Seviyoruz...
Hemde sevdik mi ölümüne seviyoruz....
Çoğu renkdaşım bu sevginin var oluşunu çok güzel anektotlarla vurgulamış..
Bizler şanlı tarihimiz boyunca kimleri sevmedik ki,
Seydiç'ler, Hosiç'ler, Simoviç'ler, Mondi'ler, Hagi'ler.............
Hatta Lincoln'ler ...? ve hatta Lindeoth'lar ..?
Kişisel başarıları nedeiyle kurtarıcı olarak, ama gerçek ama sahte, seyirciye gülen yüzleri ile de yüreğimize bastık onları... Karneleri ise basit takımlar karşısındaki süper diye nitelendirdiğimiz başarıları oldu...

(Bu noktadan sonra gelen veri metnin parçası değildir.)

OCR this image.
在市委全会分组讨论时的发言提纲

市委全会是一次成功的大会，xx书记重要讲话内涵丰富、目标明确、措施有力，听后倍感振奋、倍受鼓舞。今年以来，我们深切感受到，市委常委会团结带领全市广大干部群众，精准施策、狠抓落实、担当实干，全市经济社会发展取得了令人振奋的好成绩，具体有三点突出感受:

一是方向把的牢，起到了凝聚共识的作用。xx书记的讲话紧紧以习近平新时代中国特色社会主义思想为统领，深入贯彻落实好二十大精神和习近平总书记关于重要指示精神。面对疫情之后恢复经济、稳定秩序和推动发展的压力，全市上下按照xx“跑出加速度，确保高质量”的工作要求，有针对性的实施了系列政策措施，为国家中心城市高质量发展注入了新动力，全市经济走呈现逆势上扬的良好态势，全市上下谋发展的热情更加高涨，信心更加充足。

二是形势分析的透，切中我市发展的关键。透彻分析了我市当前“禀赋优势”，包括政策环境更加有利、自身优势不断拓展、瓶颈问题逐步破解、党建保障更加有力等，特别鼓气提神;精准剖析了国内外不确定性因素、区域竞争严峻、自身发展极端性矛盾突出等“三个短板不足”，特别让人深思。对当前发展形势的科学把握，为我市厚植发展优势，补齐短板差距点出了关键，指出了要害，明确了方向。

Bir Simoviç, bir Hagi ise yaşlarının üzerindeki performansları ile gösterdikleri başarı ile gönüllerimizde taht kurdu.. Neden kurdular diye düşündüğümüzde sadece basit takımlara karşı değil uluslararası oynanan karşılaşmalardaki verileriyle bu sevgimize mazhar oldular..
Evet Kewell diyoruz...
Onu da çok sevdik..
Basit takımlara karşı neyse, büyük takımlara karşı da oydu çünki..
Önemli sakatlıklaruna rağmen iyi denilebilecek bir performans gösterdi...
Ama.... aynanın bir de öteki yüzünden baktığımızda, söz konusu Galatasarayımız'ın başarısı ve menfaatleri ise bence de Kewell'ın Galatasarayımız'dan gönderilmesi uygundur..
Tıpkı zamanı geldiğinde Asırlık Çınarımız Galatasaryımız'dan kopan yapraklarımız olan ;Hagiler, Simoviçler, Seydiçler ..... gibi.
Sevgiyle kalın..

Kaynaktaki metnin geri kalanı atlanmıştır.